Repeatability was excellent in all four tests according to ICC common interpretation [32], and ETDRS reached the best values. All tests but ETDRS had better VA values the second time the tests were performed. However, the learning effect was avoided in DIVE tests, as it uses random stimuli.

The small number of patients comprised may limit the generalizability of the study, specifically the absence of children. The line assignment method for ETDRS and LEA (VA as the last line at which the patient read 3 out of 5 letters or symbols) has poorer results in test–retest variability than the other methods (letter by letter or probit analysis), and this fact may affect the results of the study. Another source of variability could be the different conditions under which the tests were performed: higher external luminance levels for printed tests and DIVE tests performed with the monitor as the only light source could result in differences in contrast levels. However, the nature of the digital and printed tests makes this potential bias difficult to avoid.
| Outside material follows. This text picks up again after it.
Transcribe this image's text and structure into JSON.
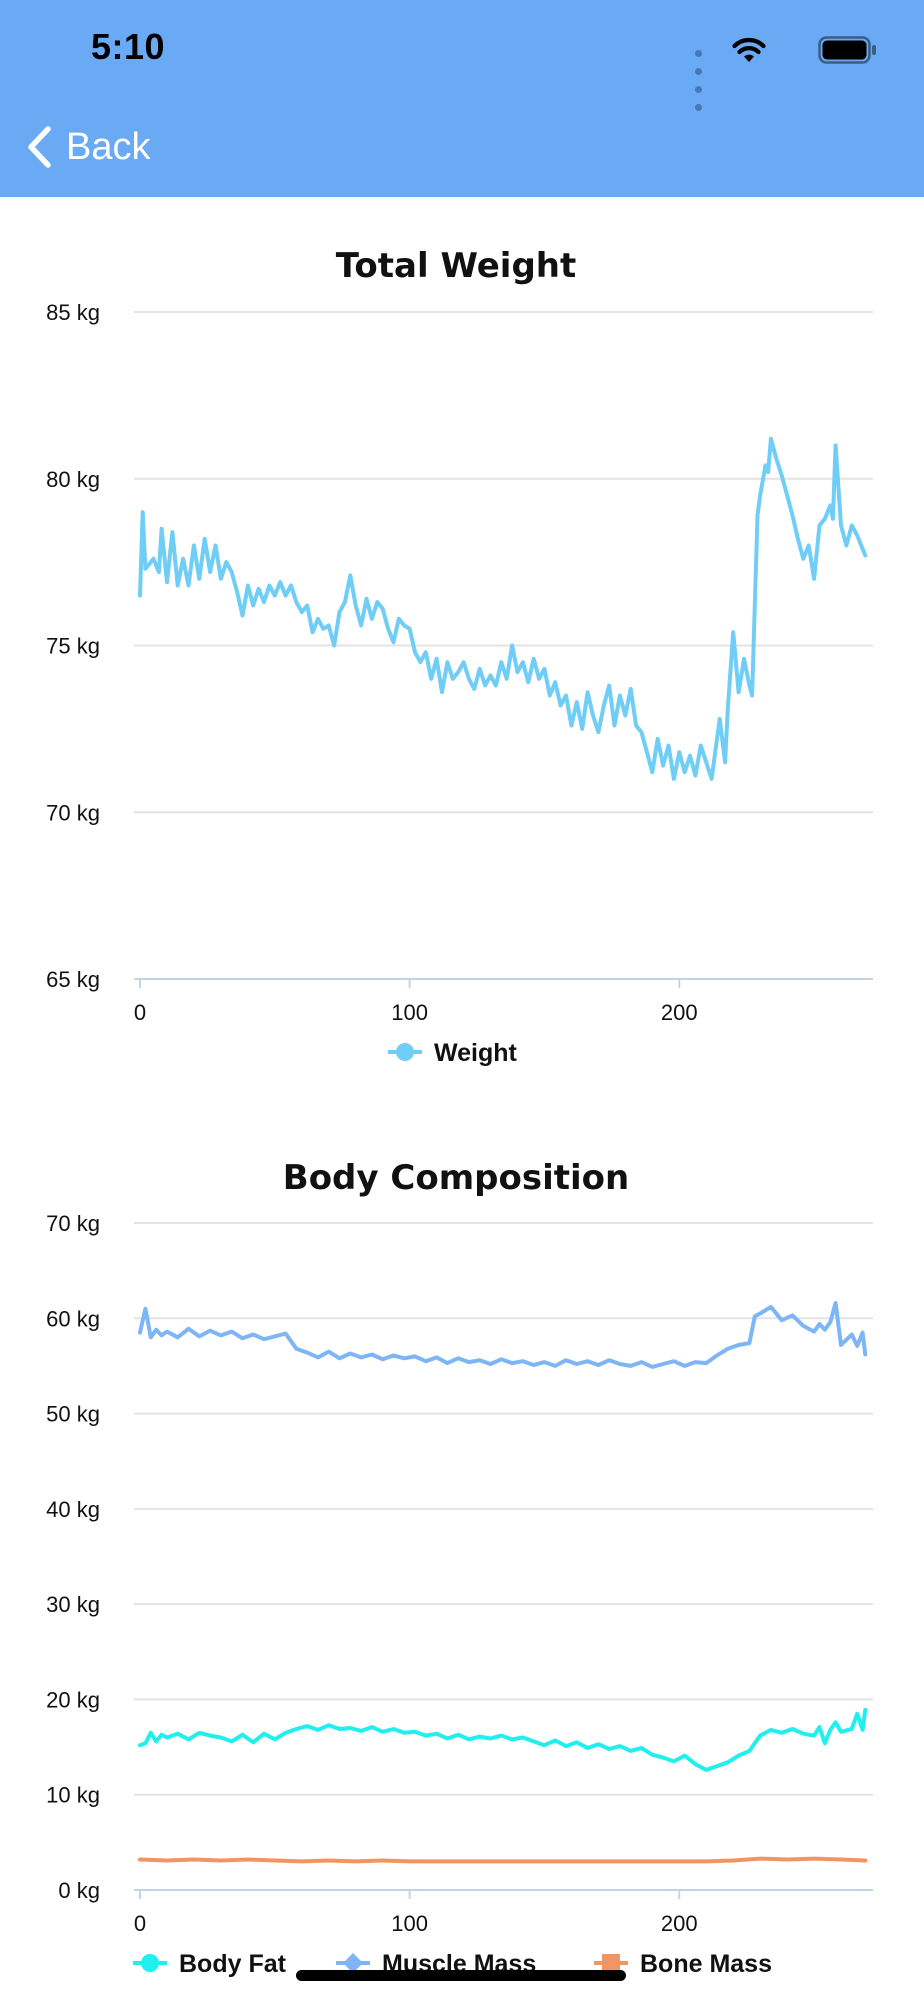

Finally, the use of optical correction could lead to different results, but the current perspective makes the conclusions more generalizable.

The four VA tests compared in this study provide good agreement between them, with differences small enough to be considered acceptable for clinical purposes. VA tests based on letters showed slightly better values. VA tests implemented in DIVE, both based on letters and on symbols, are comparable to existing gold standards, confirming the validity of the device.